# Defensive Programming

**Teaching:** 30 min  
**Exercises:** 10 min

## Learning Objectives

- Explain what an assertion is.
- Add assertions that check the program's state is correct.
- Correctly add precondition and postcondition assertions to functions.
- Explain what test-driven development is, and use it when creating new functions.
- Explain why variables should be initialized using actual data values rather than arbitrary constants.

## Questions

- How can I make my programs more reliable?

---

Our previous lessons have introduced the basic tools of programming: variables and lists, file I/O, loops, conditionals, and functions. What they *haven't* done is show us how to tell whether a program is getting the right answer, and how to tell if it's *still* getting the right answer as we make changes to it.

To achieve that, we need to:
- Write programs that check their own operation.
- Write and run tests for widely-used functions.
- Make sure we know what "correct" actually means.

The good news is, doing these things will speed up our programming, not slow it down. As in real carpentry — the kind done with lumber — the time saved by measuring carefully before cutting a piece of wood is much greater than the time that measuring takes.

## Setup

Let's start by importing the libraries we'll need and loading our inflammation data:

In [None]:
import numpy as np
import matplotlib.pyplot as plt
import glob

In [None]:
# Load our inflammation data
data = np.loadtxt('../data/inflammation-01.csv', delimiter=',')
print(f"Data shape: {data.shape}")
print(f"Data type: {data.dtype}")

## Assertions

The first step toward getting the right answers from our programs is to assume that mistakes *will* happen and to guard against them. This is called **defensive programming**, and the most common way to do it is to add **assertions** to our code so that it checks itself as it runs.

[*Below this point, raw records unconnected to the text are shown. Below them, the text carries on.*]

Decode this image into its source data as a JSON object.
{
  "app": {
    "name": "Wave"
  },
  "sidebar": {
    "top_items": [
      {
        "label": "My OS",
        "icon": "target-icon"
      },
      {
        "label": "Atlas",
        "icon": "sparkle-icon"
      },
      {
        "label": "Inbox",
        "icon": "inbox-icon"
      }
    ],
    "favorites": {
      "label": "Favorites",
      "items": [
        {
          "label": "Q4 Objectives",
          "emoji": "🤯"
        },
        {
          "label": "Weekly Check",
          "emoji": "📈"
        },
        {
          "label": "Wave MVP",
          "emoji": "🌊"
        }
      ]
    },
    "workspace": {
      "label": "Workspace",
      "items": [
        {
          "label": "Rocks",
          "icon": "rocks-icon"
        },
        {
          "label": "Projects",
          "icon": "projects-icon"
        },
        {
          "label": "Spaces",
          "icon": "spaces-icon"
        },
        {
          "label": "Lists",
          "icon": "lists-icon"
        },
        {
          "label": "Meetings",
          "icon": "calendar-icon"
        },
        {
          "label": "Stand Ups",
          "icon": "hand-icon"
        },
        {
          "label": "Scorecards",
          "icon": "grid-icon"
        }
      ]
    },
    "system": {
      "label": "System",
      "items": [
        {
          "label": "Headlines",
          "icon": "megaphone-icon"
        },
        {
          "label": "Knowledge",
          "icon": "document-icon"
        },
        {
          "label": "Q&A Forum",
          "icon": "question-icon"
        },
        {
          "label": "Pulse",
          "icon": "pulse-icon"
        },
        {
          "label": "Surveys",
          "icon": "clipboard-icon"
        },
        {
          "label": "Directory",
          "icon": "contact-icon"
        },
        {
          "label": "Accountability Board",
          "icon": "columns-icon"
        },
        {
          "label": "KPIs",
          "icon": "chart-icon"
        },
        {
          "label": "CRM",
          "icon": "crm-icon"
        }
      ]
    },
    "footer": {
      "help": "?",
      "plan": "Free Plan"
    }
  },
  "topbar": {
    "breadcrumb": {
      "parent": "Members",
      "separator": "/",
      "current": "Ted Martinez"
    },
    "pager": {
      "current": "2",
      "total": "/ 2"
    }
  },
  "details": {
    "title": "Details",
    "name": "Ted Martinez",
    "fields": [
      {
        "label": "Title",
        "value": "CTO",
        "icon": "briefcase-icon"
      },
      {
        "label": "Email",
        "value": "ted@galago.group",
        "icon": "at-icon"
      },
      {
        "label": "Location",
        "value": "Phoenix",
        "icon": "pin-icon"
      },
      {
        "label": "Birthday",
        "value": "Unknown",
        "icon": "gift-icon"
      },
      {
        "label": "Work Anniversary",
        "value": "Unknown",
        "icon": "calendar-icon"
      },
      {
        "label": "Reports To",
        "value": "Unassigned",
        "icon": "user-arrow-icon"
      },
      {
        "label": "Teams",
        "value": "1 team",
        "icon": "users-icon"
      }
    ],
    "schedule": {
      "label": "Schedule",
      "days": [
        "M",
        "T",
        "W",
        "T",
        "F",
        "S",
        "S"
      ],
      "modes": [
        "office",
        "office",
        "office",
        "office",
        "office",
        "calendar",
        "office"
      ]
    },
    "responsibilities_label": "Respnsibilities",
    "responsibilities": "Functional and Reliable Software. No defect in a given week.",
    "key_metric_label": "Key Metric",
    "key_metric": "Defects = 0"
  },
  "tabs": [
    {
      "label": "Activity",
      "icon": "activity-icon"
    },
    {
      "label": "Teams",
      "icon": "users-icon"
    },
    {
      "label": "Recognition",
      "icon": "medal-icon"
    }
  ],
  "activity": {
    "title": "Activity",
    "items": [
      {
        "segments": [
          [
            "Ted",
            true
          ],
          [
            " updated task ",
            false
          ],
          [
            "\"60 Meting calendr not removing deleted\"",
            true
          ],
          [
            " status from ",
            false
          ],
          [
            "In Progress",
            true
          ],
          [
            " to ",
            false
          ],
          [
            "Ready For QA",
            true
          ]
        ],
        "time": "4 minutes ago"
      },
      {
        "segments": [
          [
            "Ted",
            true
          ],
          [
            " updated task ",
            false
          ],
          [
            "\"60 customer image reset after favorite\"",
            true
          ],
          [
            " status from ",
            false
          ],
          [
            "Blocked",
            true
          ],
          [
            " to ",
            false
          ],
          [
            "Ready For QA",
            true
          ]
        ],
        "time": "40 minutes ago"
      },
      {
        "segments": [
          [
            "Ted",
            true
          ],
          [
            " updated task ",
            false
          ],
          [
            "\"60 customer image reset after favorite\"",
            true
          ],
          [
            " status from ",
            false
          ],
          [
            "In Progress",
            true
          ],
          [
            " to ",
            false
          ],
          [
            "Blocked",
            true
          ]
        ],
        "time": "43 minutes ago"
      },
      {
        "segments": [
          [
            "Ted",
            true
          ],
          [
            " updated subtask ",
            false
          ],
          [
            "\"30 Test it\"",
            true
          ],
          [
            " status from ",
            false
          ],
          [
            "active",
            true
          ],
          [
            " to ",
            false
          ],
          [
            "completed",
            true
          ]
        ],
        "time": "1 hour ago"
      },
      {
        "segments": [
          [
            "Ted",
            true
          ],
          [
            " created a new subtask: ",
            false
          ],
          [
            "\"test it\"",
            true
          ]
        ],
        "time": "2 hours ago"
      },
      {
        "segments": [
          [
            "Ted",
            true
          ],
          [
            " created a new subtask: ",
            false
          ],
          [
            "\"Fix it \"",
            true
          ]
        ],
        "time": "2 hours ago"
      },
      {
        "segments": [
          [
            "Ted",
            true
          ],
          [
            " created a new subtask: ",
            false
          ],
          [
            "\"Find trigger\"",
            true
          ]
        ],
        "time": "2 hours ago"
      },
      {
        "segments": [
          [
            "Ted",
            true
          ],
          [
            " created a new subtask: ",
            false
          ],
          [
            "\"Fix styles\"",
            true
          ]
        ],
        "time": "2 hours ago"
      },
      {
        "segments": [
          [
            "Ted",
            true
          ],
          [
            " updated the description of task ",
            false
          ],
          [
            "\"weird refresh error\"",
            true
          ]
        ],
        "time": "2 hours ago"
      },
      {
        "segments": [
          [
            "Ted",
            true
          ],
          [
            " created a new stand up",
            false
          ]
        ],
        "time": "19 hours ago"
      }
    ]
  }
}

An assertion is simply a statement that something must be true at a certain point in a program. When Python sees one, it evaluates the assertion's condition. If it's true, Python does nothing, but if it's false, Python halts the program immediately and prints the error message if one is provided.

In [None]:
# Example: Check that all inflammation values are non-negative
numbers = [1.5, 2.3, 0.7, -0.001, 4.4]
total = 0.0
for num in numbers:
    assert num >= 0.0, 'Data should only contain non-negative values'
    total += num
print('total is:', total)

In [None]:
# Let's fix the data and try again
numbers = [1.5, 2.3, 0.7, 0.001, 4.4]  # Fixed negative value
total = 0.0
for num in numbers:
    assert num >= 0.0, 'Data should only contain non-negative values'
    total += num
print('total is:', total)

### Types of Assertions

Broadly speaking, assertions fall into three categories:

- A **precondition** is something that must be true at the start of a function in order for it to work correctly.
- A **postcondition** is something that the function guarantees is true when it finishes.
- An **invariant** is something that is always true at a particular point inside a piece of code.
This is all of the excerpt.